Multitasking is out. Focus is in.
Do you understand what focus in your organization and on your team means? Make sure you are able to continue to engage a highly productive team by applying these six fundamentals of focus.
1. Everyone is focused
Everyone is focused on something. The problem is: are they focused on their most valuable and profitable activities? Are they focused on their home life? Are they focused on their worries and concerns? Are they focused on how to get ahead and not necessarily how to create results?
Everybody is focused, it is directing that focus that can get a little tricky for managers.
2. Not everyone is focused on the right thing
You can’t assume that the people on our team are focused on the right things.
There was a woman on an assembly line that was turning out products at a 93% defective rate. That means of the products that came off her line, 93% did not meet quality standards! When it was discovered, her manager asked, “Why didn’t you say anything?” And her response was, “Nobody asked.” Because nobody asked, she assumed that her focus was correct.
Focus is about being sure you’re doing the right things in the right ways and creating the right results with your time. Putting in the time doesn’t mean much if that time is spent focusing on the wrong thing. Get your team focused on the right things by working together to list their most valuable and profitable activities.
3. What you allow, you condone
People do things that may not be the right thing for the growth of the organization. They may be missing important deadlines because they’ve been focused on personal issues or procrastinating or because they are unknowingly focusing on the wrong activities rather than an important deliverable.
If you don’t say anything, they assume approval or consent by silence. You might figure that, over time, they’ll figure out they shouldn’t be doing it. But if you allow it, you condone it. If you condone it, they’ll keep doing it. You need to Tweet this: be clear on the things people are doing that are an ineffective or inefficient focus of their time.
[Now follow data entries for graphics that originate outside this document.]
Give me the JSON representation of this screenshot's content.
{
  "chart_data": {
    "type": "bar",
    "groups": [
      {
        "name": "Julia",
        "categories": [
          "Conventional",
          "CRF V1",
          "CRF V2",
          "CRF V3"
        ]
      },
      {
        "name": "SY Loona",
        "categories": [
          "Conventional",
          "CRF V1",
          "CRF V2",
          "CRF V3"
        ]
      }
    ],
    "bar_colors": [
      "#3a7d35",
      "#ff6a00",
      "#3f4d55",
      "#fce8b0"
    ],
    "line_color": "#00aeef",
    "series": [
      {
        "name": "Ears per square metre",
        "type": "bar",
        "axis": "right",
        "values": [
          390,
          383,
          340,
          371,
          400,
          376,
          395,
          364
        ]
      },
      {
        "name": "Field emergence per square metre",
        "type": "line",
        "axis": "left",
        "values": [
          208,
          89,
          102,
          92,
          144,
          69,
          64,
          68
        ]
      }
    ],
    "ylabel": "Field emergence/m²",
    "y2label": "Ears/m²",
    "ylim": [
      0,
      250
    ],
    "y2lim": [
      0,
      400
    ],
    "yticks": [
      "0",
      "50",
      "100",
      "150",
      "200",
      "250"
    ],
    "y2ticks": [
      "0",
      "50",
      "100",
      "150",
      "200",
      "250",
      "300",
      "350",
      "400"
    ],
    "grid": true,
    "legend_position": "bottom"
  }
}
4. What you celebrate, you encourage
Conversely, Tweet this: celebration focuses attention. What gets attention gets done. What we celebrate gets repeated. Just as silence suggests approval, celebration focuses on the good that people are doing and should keep doing.
5. Don’t expect what you don’t inspect
How often do you find out too late that what you thought was being done wasn’t?
There is a fine line between inspection and micromanagement, but the important distinction is the placement of responsibility and then follow-up. You don’t necessarily have to tell your people how to do what you want them to do, or you don’t need to be looking over their shoulder as they are doing it. However, you do need to make sure that you are following-up on delegated responsibilities. Accountability is a key facet of responsibility.
6. Behavior is always believed over words
The old phrase is monkey see, monkey do, not monkey hear, monkey do.
Leaders and managers tend to think that if you just say it enough, people will buy in. But people are listening to your words and watching your behaviors. That means it’s necessary to be as focused as you expect your team to be.